Based on our exploratory data analysis, we can draw several insights about the differences between Monet paintings and photographs:

1. **Color Palette**: Monet paintings typically feature a more vibrant and diverse color palette, with an emphasis on blues, greens, and warm tones. The photographs tend to have more natural and muted colors.

2. **Texture**: Monet paintings show a distinctive brushstroke texture that creates a higher edge density compared to photographs. This impressionistic style is characterized by visible brushstrokes rather than smooth transitions.

3. **Color Distribution**: The RGB and HSV histograms reveal that Monet paintings often have a broader distribution of colors, particularly in the blue channel, and higher saturation values compared to photographs.

4. **Image Dimensions**: Both datasets contain images of consistent dimensions, which is important for training our GAN model.

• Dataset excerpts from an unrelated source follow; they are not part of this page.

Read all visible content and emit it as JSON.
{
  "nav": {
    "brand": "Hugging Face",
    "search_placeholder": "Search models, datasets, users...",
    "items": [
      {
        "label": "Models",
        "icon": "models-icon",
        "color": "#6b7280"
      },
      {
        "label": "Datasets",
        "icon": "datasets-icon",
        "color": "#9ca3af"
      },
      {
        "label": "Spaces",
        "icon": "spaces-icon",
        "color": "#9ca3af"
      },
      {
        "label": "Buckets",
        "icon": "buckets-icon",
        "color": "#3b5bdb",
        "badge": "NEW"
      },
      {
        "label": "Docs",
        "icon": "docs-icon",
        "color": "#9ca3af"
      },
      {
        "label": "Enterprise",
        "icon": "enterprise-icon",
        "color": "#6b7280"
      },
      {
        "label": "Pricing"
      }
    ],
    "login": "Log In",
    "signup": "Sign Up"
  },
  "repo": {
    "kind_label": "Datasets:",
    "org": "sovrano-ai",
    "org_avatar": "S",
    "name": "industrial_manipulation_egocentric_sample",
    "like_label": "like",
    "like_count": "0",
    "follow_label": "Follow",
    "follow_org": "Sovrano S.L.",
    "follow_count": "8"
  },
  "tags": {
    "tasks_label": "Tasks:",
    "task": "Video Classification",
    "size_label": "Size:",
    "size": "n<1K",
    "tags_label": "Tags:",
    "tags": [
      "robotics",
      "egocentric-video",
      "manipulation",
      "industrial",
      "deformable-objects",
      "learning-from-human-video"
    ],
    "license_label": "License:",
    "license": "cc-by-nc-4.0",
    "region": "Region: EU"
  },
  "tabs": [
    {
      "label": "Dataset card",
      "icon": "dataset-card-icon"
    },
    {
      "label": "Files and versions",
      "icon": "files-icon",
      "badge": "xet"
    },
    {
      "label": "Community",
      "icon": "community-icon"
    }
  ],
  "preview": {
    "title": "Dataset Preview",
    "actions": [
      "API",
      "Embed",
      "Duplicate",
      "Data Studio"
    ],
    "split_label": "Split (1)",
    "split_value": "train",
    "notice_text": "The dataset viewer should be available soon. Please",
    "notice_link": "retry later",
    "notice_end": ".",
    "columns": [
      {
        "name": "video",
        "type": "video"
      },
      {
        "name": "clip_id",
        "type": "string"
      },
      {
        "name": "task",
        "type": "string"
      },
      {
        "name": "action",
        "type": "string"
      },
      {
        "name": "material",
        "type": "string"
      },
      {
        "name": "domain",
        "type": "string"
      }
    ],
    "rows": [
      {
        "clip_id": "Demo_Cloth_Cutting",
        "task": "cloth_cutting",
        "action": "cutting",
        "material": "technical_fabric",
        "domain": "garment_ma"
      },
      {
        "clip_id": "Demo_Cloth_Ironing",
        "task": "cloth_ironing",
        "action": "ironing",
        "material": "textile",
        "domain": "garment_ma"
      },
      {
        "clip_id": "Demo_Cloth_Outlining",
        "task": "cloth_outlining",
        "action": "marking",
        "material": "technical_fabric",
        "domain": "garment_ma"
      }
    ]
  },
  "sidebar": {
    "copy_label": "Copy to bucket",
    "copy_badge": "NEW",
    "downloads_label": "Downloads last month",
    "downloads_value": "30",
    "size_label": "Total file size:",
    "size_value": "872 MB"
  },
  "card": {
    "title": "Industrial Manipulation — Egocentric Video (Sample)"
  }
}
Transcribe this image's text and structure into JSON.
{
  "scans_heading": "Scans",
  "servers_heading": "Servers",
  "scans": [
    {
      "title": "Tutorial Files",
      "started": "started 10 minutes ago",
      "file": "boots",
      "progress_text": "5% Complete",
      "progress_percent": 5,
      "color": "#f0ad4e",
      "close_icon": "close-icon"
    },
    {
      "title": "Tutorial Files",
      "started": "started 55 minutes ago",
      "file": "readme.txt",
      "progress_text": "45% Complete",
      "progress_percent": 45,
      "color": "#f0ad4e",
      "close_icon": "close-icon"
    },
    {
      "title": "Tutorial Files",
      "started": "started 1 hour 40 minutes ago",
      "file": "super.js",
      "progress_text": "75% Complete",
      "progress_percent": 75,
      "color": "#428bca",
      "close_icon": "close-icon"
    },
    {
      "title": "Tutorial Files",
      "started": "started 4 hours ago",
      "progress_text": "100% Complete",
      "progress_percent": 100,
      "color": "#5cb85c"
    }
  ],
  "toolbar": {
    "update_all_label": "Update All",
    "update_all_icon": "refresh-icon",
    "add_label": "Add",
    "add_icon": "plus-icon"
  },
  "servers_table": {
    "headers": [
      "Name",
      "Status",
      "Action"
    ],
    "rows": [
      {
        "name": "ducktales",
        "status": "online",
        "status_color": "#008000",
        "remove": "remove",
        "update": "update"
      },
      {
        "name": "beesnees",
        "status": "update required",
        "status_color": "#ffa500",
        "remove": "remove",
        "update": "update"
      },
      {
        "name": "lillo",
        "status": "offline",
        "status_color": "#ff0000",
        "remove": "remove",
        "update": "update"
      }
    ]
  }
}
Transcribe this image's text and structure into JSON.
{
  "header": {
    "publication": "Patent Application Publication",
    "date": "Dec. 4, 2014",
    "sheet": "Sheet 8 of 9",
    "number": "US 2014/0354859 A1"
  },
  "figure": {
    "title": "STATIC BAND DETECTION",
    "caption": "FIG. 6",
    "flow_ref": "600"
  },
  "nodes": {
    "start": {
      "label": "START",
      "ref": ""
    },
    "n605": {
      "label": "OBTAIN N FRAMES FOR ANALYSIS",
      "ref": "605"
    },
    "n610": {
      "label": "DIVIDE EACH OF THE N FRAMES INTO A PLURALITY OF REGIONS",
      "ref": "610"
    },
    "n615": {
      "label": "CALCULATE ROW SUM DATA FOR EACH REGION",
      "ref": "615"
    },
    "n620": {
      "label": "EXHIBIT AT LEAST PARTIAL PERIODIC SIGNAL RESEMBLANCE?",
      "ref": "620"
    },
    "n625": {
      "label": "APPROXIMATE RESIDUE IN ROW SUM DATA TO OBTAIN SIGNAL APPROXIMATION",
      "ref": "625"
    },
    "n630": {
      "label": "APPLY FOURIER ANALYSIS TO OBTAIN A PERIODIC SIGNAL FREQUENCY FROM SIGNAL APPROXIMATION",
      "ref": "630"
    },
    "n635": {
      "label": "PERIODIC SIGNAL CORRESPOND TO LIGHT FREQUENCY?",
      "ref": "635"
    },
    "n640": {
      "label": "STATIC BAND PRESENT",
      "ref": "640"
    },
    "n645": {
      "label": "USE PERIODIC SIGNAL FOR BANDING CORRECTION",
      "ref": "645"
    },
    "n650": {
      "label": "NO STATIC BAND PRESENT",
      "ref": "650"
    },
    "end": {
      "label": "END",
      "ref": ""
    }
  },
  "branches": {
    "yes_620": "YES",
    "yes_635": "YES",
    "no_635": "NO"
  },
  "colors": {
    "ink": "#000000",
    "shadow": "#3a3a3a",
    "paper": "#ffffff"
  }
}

These insights will guide our approach to developing a GAN model that can effectively transform photographs into Monet-style paintings. The model will need to learn to:

- Adjust the color palette to match Monet's style
- Add appropriate texture and brushstroke effects
- Enhance certain color channels and saturation levels
- Preserve the overall composition and subject matter of the original photographs

In the next notebook, we'll design and implement our GAN architecture based on these findings.